At UNC Charlotte, the waste motto is: “Go green or go home.”
Senior Ellen Payne said that’s the goal she and the Charlotte Green Initiative, a student committee, are working toward at the 49ers’ new McColl-Richardson Field.
“We saw what Ohio State University was doing to transform their stadium to zero waste,” she said. “We thought it was something that had to be done at our stadium, too.”
By zero waste, Payne means the stadium won’t produce any waste that has to go into a landfill. Instead, everything purchased at the stadium will be recyclable or compostable.
Payne, a psychology major and environmental studies minor, said the easiest way to get people to recycle and compost is to train them early.
“If you study human behavior, you see that if you plant an idea early enough, it will carry on for a long time,” she said. “At the stadium, we will be teaching people how to recycle and compost by not giving them any other options.”
Steven Marques, who does marketing for the committee, said there won’t be any trash cans at the stadium, except in the restrooms.
“We’ll have signs up, and volunteers that will help people understand what to recycle and what to compost,” he said.

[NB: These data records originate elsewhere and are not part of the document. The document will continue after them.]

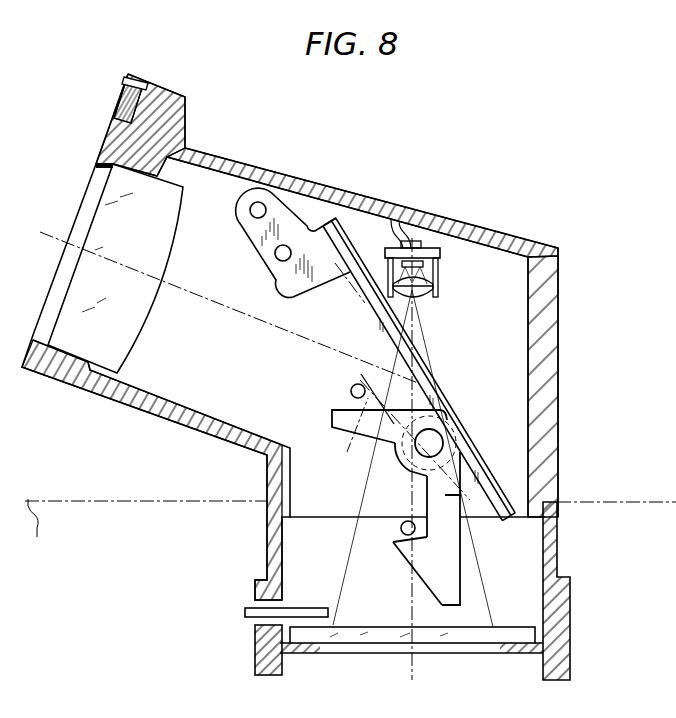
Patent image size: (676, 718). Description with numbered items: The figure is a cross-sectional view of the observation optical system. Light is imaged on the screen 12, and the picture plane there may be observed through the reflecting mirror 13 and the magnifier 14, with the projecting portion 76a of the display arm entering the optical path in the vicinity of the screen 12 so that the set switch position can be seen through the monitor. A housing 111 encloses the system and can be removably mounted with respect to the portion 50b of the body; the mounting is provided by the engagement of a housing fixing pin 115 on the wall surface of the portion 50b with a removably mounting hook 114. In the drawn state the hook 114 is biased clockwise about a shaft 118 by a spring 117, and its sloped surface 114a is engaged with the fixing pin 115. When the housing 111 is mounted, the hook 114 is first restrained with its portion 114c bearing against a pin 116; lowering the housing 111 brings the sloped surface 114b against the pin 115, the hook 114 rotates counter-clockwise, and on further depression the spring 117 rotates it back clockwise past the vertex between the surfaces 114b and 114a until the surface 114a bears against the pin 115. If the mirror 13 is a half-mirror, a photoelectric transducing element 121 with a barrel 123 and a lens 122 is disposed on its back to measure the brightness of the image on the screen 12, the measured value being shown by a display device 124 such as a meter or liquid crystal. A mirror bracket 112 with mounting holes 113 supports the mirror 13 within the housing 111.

The housing 111 is at (484, 237).
The display device 124 is at (142, 80).
The magnifier 14 is at (93, 205).
The mirror bracket 112 is at (291, 207).
The mounting holes 113 is at (276, 255).
The reflecting mirror 13 is at (365, 300).
The photoelectric transducing element 121 is at (428, 253).
The lens 122 is at (428, 300).
The barrel 123 is at (438, 277).
The pin 116 is at (351, 390).
The portion of the hook 114c is at (332, 417).
The spring 117 is at (346, 438).
The shaft 118 is at (414, 464).
The removably mounting hook 114 is at (461, 564).
The sloped surface 114a is at (425, 538).
The sloped surface 114b is at (422, 581).
The housing fixing pin 115 is at (402, 534).
The portion of the body 50b is at (571, 590).
The screen 12 is at (539, 637).
The projecting portion of the display arm 76a is at (256, 613).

All the compostable material will be sent to Earth Farms, a composting site in Dallas. Eventually, Payne said, she’d like to have the compost come back to the university to be used for gardens.
The committee spent the past two years developing the zero-waste plan, working with UNCC student government, the campus recycling center and Chartwells, food distributor for the university.
“They’ve all been so incredibly helpful getting this off the ground,” said Payne. “Luckily, Chartwells hadn’t ordered any of the items or chosen any vendors for the stadium yet. When we approached them about providing recyclable and compostable materials for food and drink, they were excited and wanted to help us.”
The committee’s work cost $20,000 and was paid for by the Green Fee Fund, which receives $2 of each student’s tuition. Of that, about $3,000 will go toward water bottle filling stations to be set up across the stadium.
“The water will be free, and it’ll hopefully encourage people to reuse bottles instead of just tossing them,” said Payne.
The policy was to be tested April 20 at the university’s first football scrimmage. After the game, the committee planned to review how things went and make changes if necessary.
“Hopefully, people will take what they learn at the games and apply it to the rest of their lives,” said Payne. “This generation is cleaning up the mess the last generation made, even if they didn’t know they were making a mess of the environment. It’s our responsibility to take care of the planet. Otherwise, we will all die with it.”